Les Cinq Cents s’indignèrent ; tout en s’indignant, ils réfléchirent. Contre la politique sectaire, ils voyaient nettement le pays su dresser. Les modérés, c’est-à-dire les membres du tiers librement élus, reprirent courage. Pendant trois mois, par une série d’attaques partielles, ils battirent en brèche la législation antireligieuse et, favorisés par le courant de l’opinion, parvinrent à conquérir sur les lisières des partis d’importantes adhésions. Enfin le succès couronna leurs efforts. L’article 10 de la loi du 3 brumaire an IV fut abrogé. C’était pour les catholiques une mémorable victoire ; et décidément, dans la chaîne de la persécution, les anneaux se desserraient.


VI

Y a-t-il encore une législation sur les cultes ? Les plus exercés des juristes n’auraient pu le dire. En effaçant le terrible article 10 qui ordonnait d’appliquer les lois de 1792 et de 1793, a-t-on aboli ces mêmes lois ? Tout est indécis, les textes, les gloses, les pensées elles-mêmes. Le Directoire se fixe dans la jurisprudence la plus rigoureuse et s’obstine à perpétuer la persécution. Les membres des Conseils demeurent un peu flottants, tantôt reconquis par leurs préjugés, tantôt pénétrés de souffles plus généreux. Les fonctionnaires sont de plus en plus perplexes, les juges de plus en plus enclins à absoudre. Quant au pays, en son immense majorité, il n’a qu’un désir : la paix.

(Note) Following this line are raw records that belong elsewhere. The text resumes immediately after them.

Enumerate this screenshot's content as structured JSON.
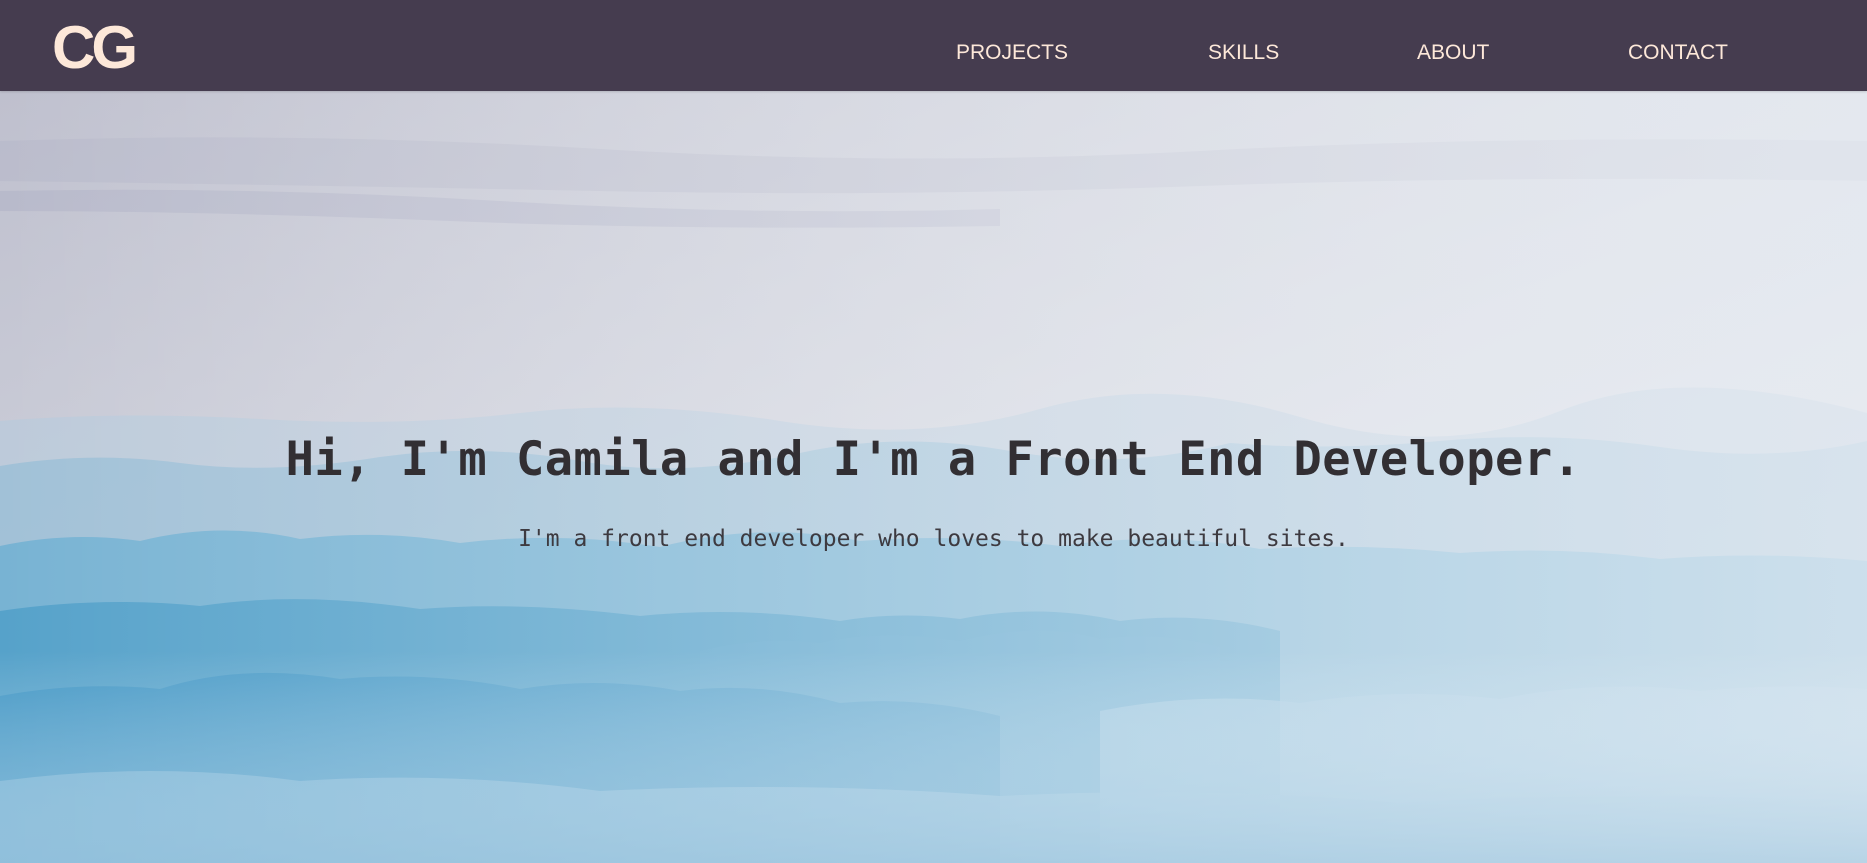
{
  "nav": {
    "logo": "CG",
    "links": [
      {
        "label": "PROJECTS"
      },
      {
        "label": "SKILLS"
      },
      {
        "label": "ABOUT"
      },
      {
        "label": "CONTACT"
      }
    ]
  },
  "hero": {
    "title": "Hi, I'm Camila and I'm a Front End Developer.",
    "subtitle": "I'm a front end developer who loves to make beautiful sites.",
    "background": "misty-blue-mountains-image"
  },
  "colors": {
    "navbar_bg": "#453c4f",
    "nav_text": "#fde8d9",
    "heading_text": "#322f33",
    "sky_top": "#c4c6d3",
    "mountain_blue": "#4ea0c9"
  }
}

Ces menaces toujours suspendues et ces infiltrations de plus en plus larges de tolérance, tout cela créait aux catholiques un sort précaire, mais plein d’espérances. Ils pourraient beaucoup, à la condition d’oser beaucoup.

Ils osèrent. A travers la servitude, ils discernèrent l’affranchissement ; surtout ils feignirent de se croire libres, ce qui est souvent le meilleur moyen de le devenir.

A l’aide des documents contemporains, on assiste, on croit assister à cette renaissance.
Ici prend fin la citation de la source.